Seems the fail2ban package needs an update to adapt to the changes that were introduced in openssh 9.8. Please see https://github.com/fail2ban/fail2ban/pull/3782 for the changes. Reproducible: Always
*** Bug 2315367 has been marked as a duplicate of this bug. ***
FEDORA-2024-9c06275445 (fail2ban-1.1.0-4.fc40) has been submitted as an update to Fedora 40. https://bodhi.fedoraproject.org/updates/FEDORA-2024-9c06275445
FEDORA-2024-a5f64b06b2 (fail2ban-1.1.0-4.fc41) has been submitted as an update to Fedora 41. https://bodhi.fedoraproject.org/updates/FEDORA-2024-a5f64b06b2
FEDORA-2024-9c06275445 has been pushed to the Fedora 40 testing repository. Soon you'll be able to install the update with the following command: `sudo dnf upgrade --enablerepo=updates-testing --refresh --advisory=FEDORA-2024-9c06275445` You can provide feedback for this update here: https://bodhi.fedoraproject.org/updates/FEDORA-2024-9c06275445 See also https://fedoraproject.org/wiki/QA:Updates_Testing for more information on how to test updates.

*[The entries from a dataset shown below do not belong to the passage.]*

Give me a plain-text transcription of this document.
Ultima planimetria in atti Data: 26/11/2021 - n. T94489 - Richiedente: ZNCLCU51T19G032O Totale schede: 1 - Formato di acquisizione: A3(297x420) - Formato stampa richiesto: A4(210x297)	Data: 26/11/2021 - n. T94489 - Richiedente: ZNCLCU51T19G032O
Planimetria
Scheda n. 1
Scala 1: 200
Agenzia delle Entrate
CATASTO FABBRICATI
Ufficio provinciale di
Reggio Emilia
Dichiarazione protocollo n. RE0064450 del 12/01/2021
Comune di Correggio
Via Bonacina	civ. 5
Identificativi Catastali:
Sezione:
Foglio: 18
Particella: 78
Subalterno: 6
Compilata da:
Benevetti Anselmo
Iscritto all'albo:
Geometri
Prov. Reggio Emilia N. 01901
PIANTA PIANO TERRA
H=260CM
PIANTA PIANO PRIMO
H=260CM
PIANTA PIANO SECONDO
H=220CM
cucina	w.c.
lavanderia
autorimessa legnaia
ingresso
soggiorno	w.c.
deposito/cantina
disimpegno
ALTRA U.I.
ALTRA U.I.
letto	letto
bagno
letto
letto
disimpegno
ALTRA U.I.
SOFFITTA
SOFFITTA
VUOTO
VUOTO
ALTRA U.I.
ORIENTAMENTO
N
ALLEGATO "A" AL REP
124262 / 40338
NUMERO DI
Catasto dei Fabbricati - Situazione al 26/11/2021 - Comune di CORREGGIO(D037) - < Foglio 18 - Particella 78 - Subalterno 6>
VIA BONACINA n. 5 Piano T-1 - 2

FEDORA-2024-a5f64b06b2 has been pushed to the Fedora 41 testing repository. Soon you'll be able to install the update with the following command: `sudo dnf upgrade --enablerepo=updates-testing --refresh --advisory=FEDORA-2024-a5f64b06b2` You can provide feedback for this update here: https://bodhi.fedoraproject.org/updates/FEDORA-2024-a5f64b06b2 See also https://fedoraproject.org/wiki/QA:Updates_Testing for more information on how to test updates.
Created attachment 2049687 [details] Boot log from 6.11.0-debug Filesystem was clean prior to booting 6.11.0-debug. Boot did not complete and locked up while still starting bootup services.
Comment on attachment 2049687 [details] Boot log from 6.11.0-debug Wrong bug.
It seems to me this update is not enough. The "journalmatch" expression in sshd.conf doesn't catch sessions with the new name. I worked around that by adding + _COMM=sshd-session to the other patterns. (With a "filter" line in jail.conf.) To be precise, this is how a record from the journal might look. It won't match with the original journal "matches". Sat 2024-10-05 18:44:40.403379 CEST [s=da69e653c4404dbaa83d8c46ce8dd0d1;i=689b400;b=846b16b360ff4fb78aebc9beaa79f881;m=46e3721af57;t=623bd81015680;x=dee65ca45d98a4fc] _UID=0 _SELINUX_CONTEXT=system_u:system_r:sshd_t:s0-s0:c0.c1023 _BOOT_ID=846b16b360ff4fb78aebc9beaa79f881 _MACHINE_ID=606ba17eef1ffa5a76fdb50047756efd _HOSTNAME=mimmi _RUNTIME_SCOPE=system _TRANSPORT=syslog PRIORITY=6 SYSLOG_FACILITY=10 SYSLOG_IDENTIFIER=sshd-session _GID=0 _CAP_EFFECTIVE=1ffffffffff _SYSTEMD_SLICE=system-sshd.slice _COMM=sshd-session _EXE=/usr/libexec/openssh/sshd-session _CMDLINE="sshd-session: [accepted]" _PID=3633286 _SYSTEMD_CGROUP=/system.slice/system-sshd.slice/sshd.125.225:22-2.80.45.73:54419.service _SYSTEMD_UNIT=sshd.125.225:22-2.80.45.73:54419.service _SYSTEMD_INVOCATION_ID=f3c29febc4144838b0024d47f74e8155 SYSLOG_PID=3633286 SYSLOG_TIMESTAMP=Oct 5 18:44:40 MESSAGE=Invalid user hcy from 2.80.45.73 port 54419 _SOURCE_REALTIME_TIMESTAMP=1728146680403379
I believe you are right and we need also https://github.com/fail2ban/fail2ban/commit/54c0effceb998b73545073ac59c479d9d9bf19a4
FEDORA-2024-9c06275445 (fail2ban-1.1.0-4.fc40) has been pushed to the Fedora 40 stable repository. If problem still persists, please make note of it in this bug report.
Thanks Dan. I just got back from vacation and was able to take a look.
FEDORA-2024-a5f64b06b2 (fail2ban-1.1.0-4.fc41) has been pushed to the Fedora 41 stable repository. If problem still persists, please make note of it in this bug report.